Can Education Issue and New Party Steer Voters Toward Trailing GOP Candidates in NY State Races?
The republican candidate for Lieutenant Governor joined State Comptroller Candidate Bob Antonacci today in Syracuse to announce a way to get more votes in November – possibly from people who aren’t republicans. They filed 62,000 petition signatures to create the “Stop Common Core” party and ballot line. Antonacci has heard plenty of opposition to the school-standards policy while campaigning.
“Whether it’s Buffalo, or when I was down in Long Island last week, the people that are opposed to this standard, everybody has their own reasons. One of my reasons is the fact that the federal government sprinkles our money back in front of us to make a policy that no one agrees with. So this is a momentous occasion for our campaign.”
Lieutenant Governor Candidate Chris Moss says the issue behind the new ballot line fits in with other G-O-P priorities that are non-partisan.
“The majority of our platform issues are not geared toward republicans or democrats. Doesn’t matter if it’s corruption, the safe act, stop common core. So I think this is another venue for individuals who may be (registered) blank, or independence party, it gives them another option to say, ‘you know what, I can’t hit that republican line, but I definitely am against common core and I can vote on that ballot line.”

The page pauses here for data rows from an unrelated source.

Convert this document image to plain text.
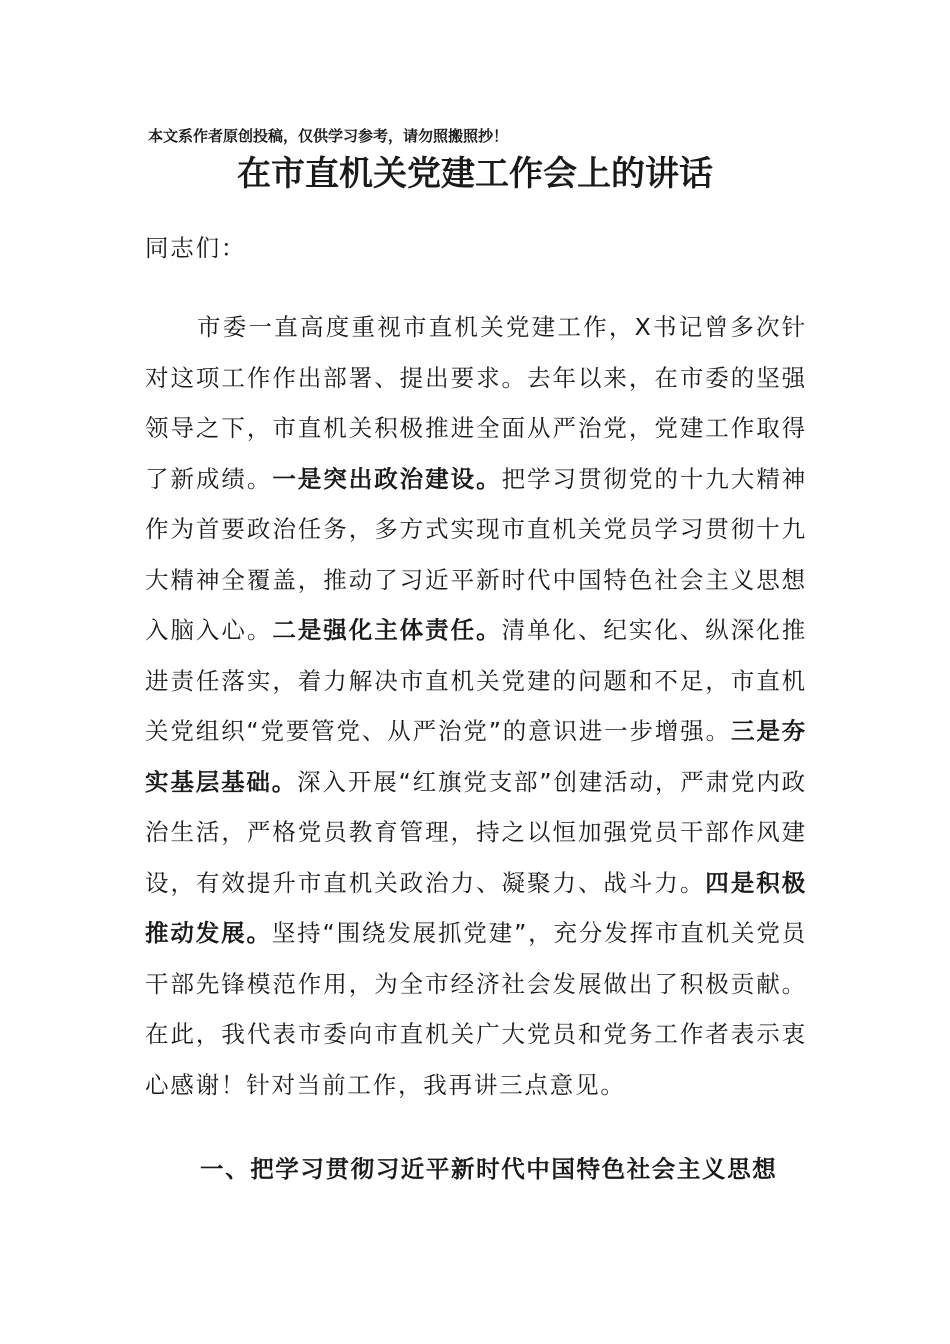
本文系作者原创投稿，仅供学习参考，请勿照搬照抄！
在市直机关党建工作会上的讲话
同志们：

市委一直高度重视市直机关党建工作，X书记曾多次针对这项工作作出部署、提出要求。去年以来，在市委的坚强领导之下，市直机关积极推进全面从严治党，党建工作取得了新成绩。一是突出政治建设。把学习贯彻党的十九大精神作为首要政治任务，多方式实现市直机关党员学习贯彻十九大精神全覆盖，推动了习近平新时代中国特色社会主义思想入脑入心。二是强化主体责任。清单化、纪实化、纵深化推进责任落实，着力解决市直机关党建的问题和不足，市直机关党组织“党要管党、从严治党”的意识进一步增强。三是夯实基层基础。深入开展“红旗党支部”创建活动，严肃党内政治生活，严格党员教育管理，持之以恒加强党员干部作风建设，有效提升市直机关政治力、凝聚力、战斗力。四是积极推动发展。坚持“围绕发展抓党建”，充分发挥市直机关党员干部先锋模范作用，为全市经济社会发展做出了积极贡献。在此，我代表市委向市直机关广大党员和党务工作者表示衷心感谢！针对当前工作，我再讲三点意见。

一、把学习贯彻习近平新时代中国特色社会主义思想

All Four candidates, including Gubernatorial hopeful Rob Astornio and Attorney General challenger John Cahill will be on the ‘Stop Common Core’ Line. A new Siena College poll does not have good new for the GOP, showing Astorino trailing Andrew Cuomo by more than 30 %, while Green Party Candidate Howie Hawkins draws 6% support. Antonacci is confident voters will respond to the message that’s being sent.
“And I can think of a more transparent method to explain to voters that these for individuals have committed themselves, as a group, to repeal and stop this educational initiative. We think it will translate into votes because we’ve been up front n what we’re going to do when elected.”
The candidates say the 62,000 signatures are the largest number of independent petitions ever filed in New York.